Manufacturers' hopes for year-end festive boost dashed amid tepid global outlook

An employee works on solar panels on the module production line at the REC Solar ASA manufacturing facility at Tuas on Sept 5, 2014. The manufacturing sector's hopes for a festive season boost are likely to end in disappointment going by data ou
An employee works on solar panels on the module production line at the REC Solar ASA manufacturing facility at Tuas on Sept 5, 2014. The manufacturing sector's hopes for a festive season boost are likely to end in disappointment going by data out on Tuesday. -- PHOTO: ST FILE

SINGAPORE - The manufacturing sector's hopes for a festive season boost are likely to end in disappointment going by data out on Tuesday.

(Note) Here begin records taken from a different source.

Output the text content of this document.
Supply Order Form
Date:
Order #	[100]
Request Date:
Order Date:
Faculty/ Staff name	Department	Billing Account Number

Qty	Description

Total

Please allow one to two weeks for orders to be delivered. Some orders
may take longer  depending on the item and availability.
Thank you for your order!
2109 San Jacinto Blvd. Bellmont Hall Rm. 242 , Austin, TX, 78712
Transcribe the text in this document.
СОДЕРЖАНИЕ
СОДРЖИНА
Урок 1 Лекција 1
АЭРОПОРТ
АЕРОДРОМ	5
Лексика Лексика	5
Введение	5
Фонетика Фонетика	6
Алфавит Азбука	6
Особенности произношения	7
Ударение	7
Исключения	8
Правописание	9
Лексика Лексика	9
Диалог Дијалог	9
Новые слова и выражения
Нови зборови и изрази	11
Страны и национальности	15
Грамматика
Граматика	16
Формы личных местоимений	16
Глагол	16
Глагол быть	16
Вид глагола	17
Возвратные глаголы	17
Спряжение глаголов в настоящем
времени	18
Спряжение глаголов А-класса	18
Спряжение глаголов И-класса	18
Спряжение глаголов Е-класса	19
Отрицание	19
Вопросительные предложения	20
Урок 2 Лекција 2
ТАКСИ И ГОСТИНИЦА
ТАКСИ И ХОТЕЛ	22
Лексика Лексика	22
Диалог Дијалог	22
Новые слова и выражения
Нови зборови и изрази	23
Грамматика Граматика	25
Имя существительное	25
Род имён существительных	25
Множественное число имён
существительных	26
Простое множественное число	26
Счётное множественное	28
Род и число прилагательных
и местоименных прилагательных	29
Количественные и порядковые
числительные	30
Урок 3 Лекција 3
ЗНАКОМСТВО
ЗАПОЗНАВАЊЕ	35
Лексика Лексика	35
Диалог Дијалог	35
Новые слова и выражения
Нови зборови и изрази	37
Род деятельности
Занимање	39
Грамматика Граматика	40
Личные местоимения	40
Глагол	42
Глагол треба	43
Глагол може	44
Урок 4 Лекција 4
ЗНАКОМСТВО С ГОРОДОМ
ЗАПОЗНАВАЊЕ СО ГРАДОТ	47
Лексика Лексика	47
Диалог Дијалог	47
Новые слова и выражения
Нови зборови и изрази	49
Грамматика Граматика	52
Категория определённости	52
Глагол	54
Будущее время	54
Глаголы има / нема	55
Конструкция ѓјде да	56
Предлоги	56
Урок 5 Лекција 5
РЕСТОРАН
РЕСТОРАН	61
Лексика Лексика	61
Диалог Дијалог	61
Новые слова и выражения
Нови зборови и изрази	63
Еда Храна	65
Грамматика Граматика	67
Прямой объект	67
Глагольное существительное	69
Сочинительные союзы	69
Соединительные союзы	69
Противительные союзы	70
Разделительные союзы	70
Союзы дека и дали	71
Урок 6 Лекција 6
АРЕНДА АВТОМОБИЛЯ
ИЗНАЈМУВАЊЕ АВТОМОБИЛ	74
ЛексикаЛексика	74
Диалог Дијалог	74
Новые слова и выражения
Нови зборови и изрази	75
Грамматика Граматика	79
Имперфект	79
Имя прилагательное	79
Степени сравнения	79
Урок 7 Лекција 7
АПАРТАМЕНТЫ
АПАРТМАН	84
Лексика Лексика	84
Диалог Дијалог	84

While the numbers were still positive, the sugar rush expected from higher orders for the Christmas buying period coupled with lower oil prices and the economic rally in the United States has failed to appear.

Singapore's Purchasing Managers' Index (PMI) , an early indicator of manufacturing activity, came in at 51.8 last month as manufacturers saw increases in new domestic and export orders, as well as higher production output, imports and employment. A reading above 50 indicates growth.

The latest figure was 0.1 point lower than October's reading, which had been the highest in more than a year.

The monthly data is compiled by the Singapore Institute of Purchasing and Materials Management from a survey of more than 150 firms.

Singapore manufacturers appear to be doing better than their counterparts elsewhere.

Growth in China's manufacturing sector slowed in November, suggesting the world's second-largest economy is still losing momentum.

China's official PMI eased to an eight-month low of 50.3, while the HSBC PMI edged down to 50, a six-month low.

Manufacturing momentum slowed not just in Asia but also in the west, with Germany and France contracting.

Only India and Vietnam saw some pick-up.

Mr Frederic Neumann, the co-head of Asian economic research at HSBC, said the numbers "may strike optimists as puzzling" on the back of stronger growth in the US and tumbling oil prices.

"Perhaps it's early days. Perhaps it's structural issues, like towering debt loads, that are holding things back. It is starting to smell like the latter," he said in a research note.